Why use a compound clustered key in Cassandra tables?


Why might one want to use a clustered index in a cassandra table?

For example; in a table like this:

CREATE TABLE blah (
  key text,
  a text,
  b timestamp,
  c double,
  PRIMARY KEY ((key), a, b, c)
)

The clustered part is the a, b, c part of the PRIMARY KEY.

What are the benefits? What considerations are there?


Solution

  • Clustering keys do three main things.

    1) They affect the available query pattern of your table.

    2) They determine the on-disk sort order of your table.

    3) They determine the uniqueness of your primary key.

    Let's say that I run an ordering system and want to store product data on my website. Additionally I have several distribution centers, as well as customer contracted pricing. So when a certain customer is on my site, they can only access products that are:

    • Available in a distribution center (DC) in their geographic area.

    • Defined in their contract (so they may not necessarily have access to all products in a DC).

    To keep track of those products, I'll create a table that looks like this:

    CREATE TABLE customerDCProducts (
      customerid text,
      dcid text,
      productid text,
      productname text,
      productPrice int,
      PRIMARY KEY (customerid, dcid, productid));
    

    For this example, if I want to see product 123, in DC 1138, for customer B-26354, I can use this query:

    SELECT * FROM customerDCProducts
    WHERE customerid='B-26354' AND dcid='1138' AND productid='123';
    

    Maybe I want to see products available in DC 1138 for customer B-26354:

    SELECT * FROM customerDCProducts 
    WHERE customerid='B-26354' AND dcid='1138';
    

    And maybe I just want to see all products in all DCs for customer B-26354:

    SELECT * FROM customerDCProducts 
    WHERE customerid='B-26354';
    

    As you can see, the clustering keys of dcid and productid allow me to run high-performing queries on my partition key (customerid) that are as focused as I may need.

    The drawback? If I want to query all products for a single DC, regardless of customer, I cannot. I'll need to build a different query table to support that. Even if I want to query just one product, I can't unless I also provide a customerid and dcid.

    What if I want my data ordered a certain way? For this example, I'll take a cue from Patrick McFadin's article on Getting Started With Time Series Data Modeling, and build a table to keep track of the latest temperatures for weather stations.

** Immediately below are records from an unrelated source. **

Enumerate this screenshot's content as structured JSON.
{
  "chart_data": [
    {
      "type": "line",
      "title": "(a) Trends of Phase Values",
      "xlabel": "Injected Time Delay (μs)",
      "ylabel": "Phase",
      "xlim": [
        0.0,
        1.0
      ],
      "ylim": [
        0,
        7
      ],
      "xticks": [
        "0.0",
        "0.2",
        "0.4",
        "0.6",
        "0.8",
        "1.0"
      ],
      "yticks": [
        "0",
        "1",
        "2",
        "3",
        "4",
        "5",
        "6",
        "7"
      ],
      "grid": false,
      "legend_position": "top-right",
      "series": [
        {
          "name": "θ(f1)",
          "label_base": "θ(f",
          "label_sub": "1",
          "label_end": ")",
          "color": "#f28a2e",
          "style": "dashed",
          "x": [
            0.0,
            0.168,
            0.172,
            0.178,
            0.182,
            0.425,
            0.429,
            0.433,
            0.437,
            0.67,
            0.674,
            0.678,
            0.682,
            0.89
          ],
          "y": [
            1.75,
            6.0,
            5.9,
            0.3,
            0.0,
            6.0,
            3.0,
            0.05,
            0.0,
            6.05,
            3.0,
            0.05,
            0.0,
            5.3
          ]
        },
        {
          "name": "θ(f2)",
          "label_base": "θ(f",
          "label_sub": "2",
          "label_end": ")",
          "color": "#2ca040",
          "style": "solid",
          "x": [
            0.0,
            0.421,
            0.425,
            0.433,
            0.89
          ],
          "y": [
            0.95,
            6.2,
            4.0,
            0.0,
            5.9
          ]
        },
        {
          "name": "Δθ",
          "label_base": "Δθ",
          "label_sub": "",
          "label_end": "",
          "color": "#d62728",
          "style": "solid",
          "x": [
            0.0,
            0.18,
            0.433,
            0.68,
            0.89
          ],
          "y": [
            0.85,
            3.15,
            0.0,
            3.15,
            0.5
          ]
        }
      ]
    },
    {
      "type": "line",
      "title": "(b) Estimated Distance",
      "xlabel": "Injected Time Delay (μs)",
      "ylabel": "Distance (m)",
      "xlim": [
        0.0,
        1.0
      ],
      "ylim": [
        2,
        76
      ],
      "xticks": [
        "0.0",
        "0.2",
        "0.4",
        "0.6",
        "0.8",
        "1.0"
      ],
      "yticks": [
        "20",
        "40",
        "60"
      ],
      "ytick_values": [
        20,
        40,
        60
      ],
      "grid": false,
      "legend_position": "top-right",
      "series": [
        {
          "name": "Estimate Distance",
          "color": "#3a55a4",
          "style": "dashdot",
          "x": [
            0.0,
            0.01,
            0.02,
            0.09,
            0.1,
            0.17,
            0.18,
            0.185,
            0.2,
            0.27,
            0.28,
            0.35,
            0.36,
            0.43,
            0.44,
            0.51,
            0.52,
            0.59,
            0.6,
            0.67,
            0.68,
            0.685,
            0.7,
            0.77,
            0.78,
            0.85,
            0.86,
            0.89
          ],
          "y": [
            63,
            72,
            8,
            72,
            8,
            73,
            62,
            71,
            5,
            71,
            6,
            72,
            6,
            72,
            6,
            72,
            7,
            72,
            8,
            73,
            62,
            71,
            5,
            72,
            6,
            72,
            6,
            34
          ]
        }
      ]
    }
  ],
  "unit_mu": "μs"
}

    CREATE TABLE latestTemperatures (
      weatherstationid text,
      eventtime timestamp,
      temperature text,
      PRIMARY KEY (weatherstationid,eventtime),
    ) WITH CLUSTERING ORDER BY (eventtime DESC);
    

    By clustering on eventtime, and specifying a DESCending ORDER BY, I can query the recorded temperatures for a particular station like this:

    SELECT * FROM latestTemperatures 
    WHERE weatherstationid='1234ABCD';
    

    When those values are returned, they will be in DESCending order by eventtime.

    Of course, the one question that everyone (with a RDBMS background...so yes, everyone) wants to know, is how to query all results ordered by eventtime? And again, you cannot. Of course, you can query for all rows by omitting the WHERE clause, but that won't return your data sorted in any meaningful order. It's important to remember that Cassandra can only enforce clustering order within a partition key. If you don't specify one, your data will not be ordered (at least, not in the way that you want it to be).

    Let me know if you have any additional questions, and I'll be happy to explain.